I played a little more with my tiny project of predicting the price of used cars. Though I already passed the assignment review I initially pepared the data for, I kept nudging the simple model, and I also tried it in on new data.
(I already wrote about the project here, but long story short: I scraped the data of a bunch of used car listings (Ford Focuses, more precisely), to understand what determines the price the seller asks for a specific car.)
The model
After tweaking the model here and there, I ended up throwing out all the categorical variables (like form variant, fuel or transmission type, etc.), as even if they are significant in the statistical sense (ie. probability of the coefficient being zero is sufficiently low), their impact on the predicted price was limited.
So only three variables remained: age, mileage/year and horsepower. These together can explain about 92-93 percent of the variability in the price.
Update: Adding fuel type and transmission type does seem to provide some extra information, even though it just slightly improves the explaining power (r2) of the model. I describe the effects below. (Thanks, Csaba, for pushing this.)
When creating the model I followed the well-known recipee: I trained the model on one part of the initial dataset and tested on the remaining data. This already confirmed that I managed to avoid the greatest pitfalls (the model works roughly the same on both sets). Still, I was curious whether it would work on new data, too, so I dusted off my scraper script, and quickly collected the new listings that were published after my first round in July.
Sidenote: the new dataset contains roughly half as many observations as the initial one, which hints that on average a listing is active for about two months. Apparently this is the time it takes to sell your Focus. (I haven’t checked exactly how many of the initial listings were already inactive, but the overall number of listings was more or less the same).
Here are the most important conclusions, based on the model (and here’s the updated Jupyter Notebook with the code):
The price falls 13 percent for every year of the age of the car
On average the value of your Ford Focus will be halved in just 5 years, no matter if you bought a brand new one or a rusty, 15 years old wreckage. (Obviously you’ll lose much more in absolute terms with the former.)
Every 20 percent increase in yearly usage decreases the price by 4 percent
If there’s two cars with the same age and similar properties, like engine power, the one with the lower average annual mileage will be more expensive. Maybe even substantially, given the huge differences between mileage values. (No surprise that forging mileage is a profitable scam.)
You pay 4 percent more fore every 10 horsepower on average
If you think that 90 horsepower is weak, and you need 116, that’s okay. It will cost you almost 10% more, and you’ll have to cough up 14% more for upgrading to 130 HP (assuming every other feature stay the same).
Automatic transmission costs 6 percent more
That’s not surprising, but not a negligable difference either. You can get a Focus with manual transmission for somewhat cheaper on average (again, if all other factors are the same).

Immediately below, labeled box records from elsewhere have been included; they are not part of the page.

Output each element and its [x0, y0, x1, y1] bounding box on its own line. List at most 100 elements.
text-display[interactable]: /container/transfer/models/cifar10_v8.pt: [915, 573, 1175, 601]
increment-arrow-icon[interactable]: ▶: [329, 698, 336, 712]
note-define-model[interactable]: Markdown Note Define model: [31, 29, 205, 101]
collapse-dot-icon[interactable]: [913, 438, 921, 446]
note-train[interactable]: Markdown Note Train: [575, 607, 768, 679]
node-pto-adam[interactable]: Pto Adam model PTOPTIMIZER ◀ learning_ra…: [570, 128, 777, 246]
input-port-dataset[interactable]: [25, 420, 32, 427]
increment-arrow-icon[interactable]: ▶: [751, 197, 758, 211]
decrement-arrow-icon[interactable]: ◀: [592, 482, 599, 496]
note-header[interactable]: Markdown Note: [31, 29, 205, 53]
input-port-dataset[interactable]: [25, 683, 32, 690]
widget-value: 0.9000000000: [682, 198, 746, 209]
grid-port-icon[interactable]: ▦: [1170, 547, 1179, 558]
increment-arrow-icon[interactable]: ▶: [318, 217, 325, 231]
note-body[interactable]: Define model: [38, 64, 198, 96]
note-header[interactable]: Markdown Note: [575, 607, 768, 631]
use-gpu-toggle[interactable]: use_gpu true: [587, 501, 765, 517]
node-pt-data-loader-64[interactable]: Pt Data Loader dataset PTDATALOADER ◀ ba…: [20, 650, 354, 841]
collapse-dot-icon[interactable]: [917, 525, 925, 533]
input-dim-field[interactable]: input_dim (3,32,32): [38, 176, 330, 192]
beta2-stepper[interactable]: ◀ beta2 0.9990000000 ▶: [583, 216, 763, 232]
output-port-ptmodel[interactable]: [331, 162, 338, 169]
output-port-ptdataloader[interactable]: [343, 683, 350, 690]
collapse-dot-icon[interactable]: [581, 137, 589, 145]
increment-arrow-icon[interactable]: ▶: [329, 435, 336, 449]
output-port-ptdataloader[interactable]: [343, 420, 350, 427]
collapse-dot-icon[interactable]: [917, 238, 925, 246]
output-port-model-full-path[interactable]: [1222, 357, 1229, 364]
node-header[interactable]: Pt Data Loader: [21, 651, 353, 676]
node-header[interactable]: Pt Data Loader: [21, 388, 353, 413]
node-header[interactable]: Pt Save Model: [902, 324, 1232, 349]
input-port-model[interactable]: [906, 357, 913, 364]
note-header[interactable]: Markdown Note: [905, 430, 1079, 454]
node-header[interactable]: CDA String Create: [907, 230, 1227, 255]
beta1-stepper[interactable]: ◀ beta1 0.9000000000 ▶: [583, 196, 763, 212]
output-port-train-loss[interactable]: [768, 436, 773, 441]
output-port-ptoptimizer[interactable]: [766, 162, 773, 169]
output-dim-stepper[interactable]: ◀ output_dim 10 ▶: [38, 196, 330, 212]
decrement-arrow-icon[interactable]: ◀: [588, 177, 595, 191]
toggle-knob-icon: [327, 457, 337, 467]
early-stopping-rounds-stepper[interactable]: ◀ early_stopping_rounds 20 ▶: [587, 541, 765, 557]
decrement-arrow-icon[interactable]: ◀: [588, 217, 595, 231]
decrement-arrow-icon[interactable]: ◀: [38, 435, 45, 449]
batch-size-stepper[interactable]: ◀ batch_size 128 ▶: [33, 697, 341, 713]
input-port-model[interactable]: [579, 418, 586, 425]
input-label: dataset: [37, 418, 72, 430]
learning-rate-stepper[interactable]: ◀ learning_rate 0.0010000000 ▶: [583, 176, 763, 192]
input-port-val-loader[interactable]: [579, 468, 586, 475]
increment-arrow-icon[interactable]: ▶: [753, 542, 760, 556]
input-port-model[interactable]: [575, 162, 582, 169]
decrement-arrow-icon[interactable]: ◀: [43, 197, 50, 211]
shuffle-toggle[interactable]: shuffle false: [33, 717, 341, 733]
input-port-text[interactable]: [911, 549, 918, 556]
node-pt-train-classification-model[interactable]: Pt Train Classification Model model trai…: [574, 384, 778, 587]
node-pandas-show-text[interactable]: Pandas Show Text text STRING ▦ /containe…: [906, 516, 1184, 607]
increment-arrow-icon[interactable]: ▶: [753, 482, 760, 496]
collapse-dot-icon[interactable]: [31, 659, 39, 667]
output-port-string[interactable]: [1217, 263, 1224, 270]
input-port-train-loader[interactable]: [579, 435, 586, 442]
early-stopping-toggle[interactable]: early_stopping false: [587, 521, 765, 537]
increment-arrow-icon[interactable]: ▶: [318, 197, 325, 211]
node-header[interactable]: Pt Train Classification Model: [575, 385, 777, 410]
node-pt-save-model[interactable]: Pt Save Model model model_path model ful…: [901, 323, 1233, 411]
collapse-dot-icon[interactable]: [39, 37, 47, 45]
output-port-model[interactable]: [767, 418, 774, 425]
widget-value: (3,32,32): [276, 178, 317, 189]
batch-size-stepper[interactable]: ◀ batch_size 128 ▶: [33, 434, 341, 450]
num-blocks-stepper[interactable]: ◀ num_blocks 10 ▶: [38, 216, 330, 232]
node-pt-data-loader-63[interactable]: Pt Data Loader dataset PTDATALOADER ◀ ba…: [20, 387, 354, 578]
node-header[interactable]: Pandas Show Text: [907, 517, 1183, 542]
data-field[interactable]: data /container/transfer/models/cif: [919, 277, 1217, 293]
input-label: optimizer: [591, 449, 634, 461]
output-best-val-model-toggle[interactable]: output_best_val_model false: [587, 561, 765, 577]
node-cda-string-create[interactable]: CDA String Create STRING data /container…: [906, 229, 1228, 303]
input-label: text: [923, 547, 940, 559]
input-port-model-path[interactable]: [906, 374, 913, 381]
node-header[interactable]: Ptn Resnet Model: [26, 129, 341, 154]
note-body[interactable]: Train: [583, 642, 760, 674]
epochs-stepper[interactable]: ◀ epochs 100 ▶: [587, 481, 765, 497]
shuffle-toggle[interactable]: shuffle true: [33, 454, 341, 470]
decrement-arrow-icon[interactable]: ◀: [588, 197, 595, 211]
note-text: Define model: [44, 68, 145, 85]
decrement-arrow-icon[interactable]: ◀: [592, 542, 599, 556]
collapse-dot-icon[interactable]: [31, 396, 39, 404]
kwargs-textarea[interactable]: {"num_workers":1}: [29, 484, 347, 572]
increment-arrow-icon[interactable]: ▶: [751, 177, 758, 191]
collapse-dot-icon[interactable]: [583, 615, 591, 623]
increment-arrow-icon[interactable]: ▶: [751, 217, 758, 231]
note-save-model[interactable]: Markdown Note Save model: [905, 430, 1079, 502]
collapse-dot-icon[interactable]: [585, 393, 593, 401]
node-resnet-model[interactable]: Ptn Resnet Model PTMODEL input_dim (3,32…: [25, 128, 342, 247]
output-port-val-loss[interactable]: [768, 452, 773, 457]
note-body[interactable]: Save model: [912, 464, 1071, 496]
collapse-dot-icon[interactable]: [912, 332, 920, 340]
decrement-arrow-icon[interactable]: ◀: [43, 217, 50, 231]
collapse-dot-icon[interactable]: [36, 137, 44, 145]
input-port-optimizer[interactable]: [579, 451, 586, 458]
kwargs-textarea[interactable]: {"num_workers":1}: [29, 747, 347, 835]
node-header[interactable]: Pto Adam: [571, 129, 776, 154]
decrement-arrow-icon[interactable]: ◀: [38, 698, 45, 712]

Gasoline is 3.4 percent more expensive
When you have to chose between two (almost identical) cars of which one runs on diesel, the other on gasoline, you tend to see slightly higher price tag on the gasoline model.
How it works on data
Here are the predictied prices (red) and the actual prices (blue) by age, first on linear scale. Note that the model is based on the log of the price, hence the wider spread on the left.
And the same on log scale. The predictions fall on a visibly narrower path, but in general it seems like a rather good fit in most cases.
Limitations
Although I threw out categorical values from the model, I used some of them as filters for data. That also means that the model is only valid (if it’s valid at all) for used Ford Focuses, that:
- are in undamaged condition (at least according to the seller).
- ran at least 1000km, and were manufactured before 2017 (to avoid new cars and data errors).
- are not the C-max variant, as it later became a separate model.
- have less than 200 HP, practically filtering out the crazy expensive RS tuning versions.
- are not older than 20 years, as Ford Focus was introduced in 1998 (those are most probably typos).
- have valid, Hungarian documents.
These criteria are meant to control for many of the outliers or categories with obviously different characteristics than the vast majority of the population. But also limit the applicability on raw data.
On top of that I’m not 100 percent sure that the model is completely free of any bias, or that I included the optimal selection of features (though I don’t have that many to chose from). Also, there are so many ways to model the prices, mine is unlikely to be the best.
And there’s still one more very interesting question: Are all these findings true for other brands and models? Maybe I will go after this one, too.